2 of 213 comments (clear)

  1. Re:OS Guesses? by blazer1024 · · Score: 5

    If AOL's involved, maybe it will be the old GEOS/Geoworks Ensemble OS from back in the day. That's what AOL was originally developed on (After they stopped being Q-Link, that is.) That OS was written after the popularity of it on such machines at the Commodore 64, 128, etc. AOL liked it, and used it right away. Then Win 3.1 came out, and GEOS died. (Even though GEOS was by far superior. It was a full multi-tasking OS on even XT's... though it was slow on them:) But it screamed on a 286, even, and Windows could never claim that. It had a nice application package with it as well. The only reason they didn't become popular, is they were totally concerned about bug zapping. (The beta test lasted forever) My dad was a beta test, and they even started paying him $50 for every bug they found. Now you can only find them on palm type computers.. oh well. Maybe that's what will show up, because that would be a perfect choice for an Internet PC.. they could revive the original AOL for GEOS, and go from there. It all waits to be seen.

  2. WSJ says 30-40% of PCs this Xmas (and MSFT techs) by WillAffleck · · Score: 5

    The Wall Street Journal had two articles on this today (no, they only have a paid site - I read the copy we get in our non-profit's library).

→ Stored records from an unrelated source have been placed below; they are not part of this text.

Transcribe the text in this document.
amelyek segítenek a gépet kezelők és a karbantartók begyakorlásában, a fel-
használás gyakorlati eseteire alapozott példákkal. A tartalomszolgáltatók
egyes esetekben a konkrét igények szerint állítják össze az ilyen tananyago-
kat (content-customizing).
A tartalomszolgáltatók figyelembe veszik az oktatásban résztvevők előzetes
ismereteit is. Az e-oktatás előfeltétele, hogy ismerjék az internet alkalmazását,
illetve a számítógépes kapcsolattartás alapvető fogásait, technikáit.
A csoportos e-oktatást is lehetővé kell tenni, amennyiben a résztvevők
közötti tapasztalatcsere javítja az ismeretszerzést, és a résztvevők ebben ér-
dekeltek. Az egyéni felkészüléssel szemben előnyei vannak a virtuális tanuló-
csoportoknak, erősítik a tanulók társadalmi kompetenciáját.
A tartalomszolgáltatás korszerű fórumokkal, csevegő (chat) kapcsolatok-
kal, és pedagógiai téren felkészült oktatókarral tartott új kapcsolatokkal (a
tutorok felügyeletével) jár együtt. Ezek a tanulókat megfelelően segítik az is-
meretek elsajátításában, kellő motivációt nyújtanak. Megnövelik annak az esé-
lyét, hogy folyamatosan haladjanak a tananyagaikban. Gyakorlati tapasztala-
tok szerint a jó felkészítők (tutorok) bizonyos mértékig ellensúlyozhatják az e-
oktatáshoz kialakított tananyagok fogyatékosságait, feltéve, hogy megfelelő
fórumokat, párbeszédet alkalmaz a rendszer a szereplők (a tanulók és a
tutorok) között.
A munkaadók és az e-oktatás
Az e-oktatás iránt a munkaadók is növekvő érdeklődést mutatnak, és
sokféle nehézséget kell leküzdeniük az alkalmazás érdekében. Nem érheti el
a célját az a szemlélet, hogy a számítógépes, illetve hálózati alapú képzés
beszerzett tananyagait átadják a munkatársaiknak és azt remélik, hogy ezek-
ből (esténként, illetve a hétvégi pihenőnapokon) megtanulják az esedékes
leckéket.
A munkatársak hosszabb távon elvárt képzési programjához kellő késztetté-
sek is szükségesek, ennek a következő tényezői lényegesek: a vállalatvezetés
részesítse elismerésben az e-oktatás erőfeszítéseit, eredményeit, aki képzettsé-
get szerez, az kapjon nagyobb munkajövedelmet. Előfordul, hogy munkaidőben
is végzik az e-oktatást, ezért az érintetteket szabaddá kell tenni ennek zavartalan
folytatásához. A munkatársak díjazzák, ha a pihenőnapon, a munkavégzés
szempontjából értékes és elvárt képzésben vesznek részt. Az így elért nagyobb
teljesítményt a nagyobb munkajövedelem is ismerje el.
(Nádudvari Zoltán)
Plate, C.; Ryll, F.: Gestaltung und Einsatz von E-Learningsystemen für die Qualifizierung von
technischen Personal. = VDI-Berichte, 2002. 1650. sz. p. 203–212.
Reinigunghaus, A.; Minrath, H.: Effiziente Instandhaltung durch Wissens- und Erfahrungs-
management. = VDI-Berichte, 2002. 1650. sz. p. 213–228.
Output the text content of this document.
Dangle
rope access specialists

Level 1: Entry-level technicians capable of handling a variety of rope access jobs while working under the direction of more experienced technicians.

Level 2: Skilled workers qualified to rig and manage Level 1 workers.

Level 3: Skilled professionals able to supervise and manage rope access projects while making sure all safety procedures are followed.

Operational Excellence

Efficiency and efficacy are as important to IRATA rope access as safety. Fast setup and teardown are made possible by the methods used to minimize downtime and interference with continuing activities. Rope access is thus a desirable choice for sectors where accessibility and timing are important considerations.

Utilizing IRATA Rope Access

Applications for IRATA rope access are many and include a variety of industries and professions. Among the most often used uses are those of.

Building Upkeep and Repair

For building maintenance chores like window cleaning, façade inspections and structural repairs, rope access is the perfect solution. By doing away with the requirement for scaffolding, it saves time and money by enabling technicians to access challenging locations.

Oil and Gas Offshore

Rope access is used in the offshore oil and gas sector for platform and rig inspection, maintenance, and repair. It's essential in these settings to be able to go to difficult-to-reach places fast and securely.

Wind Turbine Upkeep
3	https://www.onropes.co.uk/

    The first one said that they estimate 30-40% of all boxes shipping for consumers this year will be Windows-less, but this includes BeOs and Palm type boxes which are bailing from WinCE, as well as set-top boxen. Some of them were going to use Apple/iMac (kind of confusing, that one).

    The second article said that some MSFT technical indicators indicated, for the first time in decades, that forward revenue (upgrades for Windows, Office, etc) at MSFT were down a very large amount (10-20%), whereas the stock has counted on these increasing every year and thus commands high P/E ratio as a result. Which means that the end may be nigh.

    Figure in mid-January they'll release stats showing that MSFT boxen were a drastically smaller (70%) amount than usual.